SAO PAULO (Reuters) – Brazil on Sunday recorded 1,803 new COVID-19 deaths, as a large study found that a Chinese vaccine that has become the linchpin in the country’s vaccination campaign is 50.7% effective against the infectious new homegrown variant known as P1.
Brazil, which has in recent weeks become the global epicenter of the coronavirus pandemic, saw over 37,000 new cases, the Health Ministry said on Sunday. With over 353,000 deaths, Latin America’s biggest country has the second highest coronavirus death toll in the world, after the United States.
The outbreak has recently reached its most severe phase due to a lack of federal restrictions, a patchy vaccine rollout and the P1 variant.
Sao Paulo’s Butantan biomedical institute, which tested and is now producing the CoronaVac vaccine developed by China’s Sinovac Biotech Ltd, said on Sunday a study it conducted found the shot had an efficacy rate of 50.7% against the P1 variant, and a less widespread strain known as P2.
Brazilian President Jair Bolsonaro, a China hawk and vaccine skeptic who has come under fire for his handling of the outbreak, initially said his government would not buy the Sinovac shot, but later made a U-turn as his government struggled to secure supplies.

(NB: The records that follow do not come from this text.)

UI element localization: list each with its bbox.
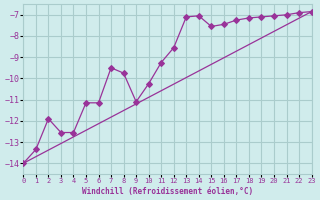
Point xyxy=(271,14,276,17)
Point xyxy=(259,15,264,18)
Point xyxy=(21,162,26,165)
Point xyxy=(284,13,289,16)
Point xyxy=(159,61,164,64)
Point xyxy=(96,101,101,104)
Point xyxy=(171,46,176,49)
Point xyxy=(71,131,76,134)
Point xyxy=(33,148,38,151)
Point xyxy=(46,117,51,120)
Point xyxy=(84,101,89,104)
Point xyxy=(246,16,252,20)
Point xyxy=(196,14,201,17)
Point xyxy=(221,23,227,26)
X-axis label: Windchill (Refroidissement éolien,°C): Windchill (Refroidissement éolien,°C) xyxy=(82,187,253,196)
Point xyxy=(58,131,63,134)
Point xyxy=(121,72,126,75)
Point xyxy=(309,10,314,13)
Point xyxy=(184,15,189,18)
Point xyxy=(234,18,239,22)
Point xyxy=(146,82,151,85)
Point xyxy=(209,25,214,28)
Point xyxy=(108,66,114,69)
Point xyxy=(297,11,302,14)
Point xyxy=(133,100,139,103)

Since then, the Chinese shot has become the most widely administered one in the country.
Butantan said that if the second dose is delayed by more than two weeks, the efficacy rises to 62.3%. The vaccine has an efficacy of between 83.7% and 100% at preventing those infected from requiring medical assistance, it said.
The study, which it said had been sent to the medical journal The Lancet for publication, tested 12,400 volunteers across Brazil.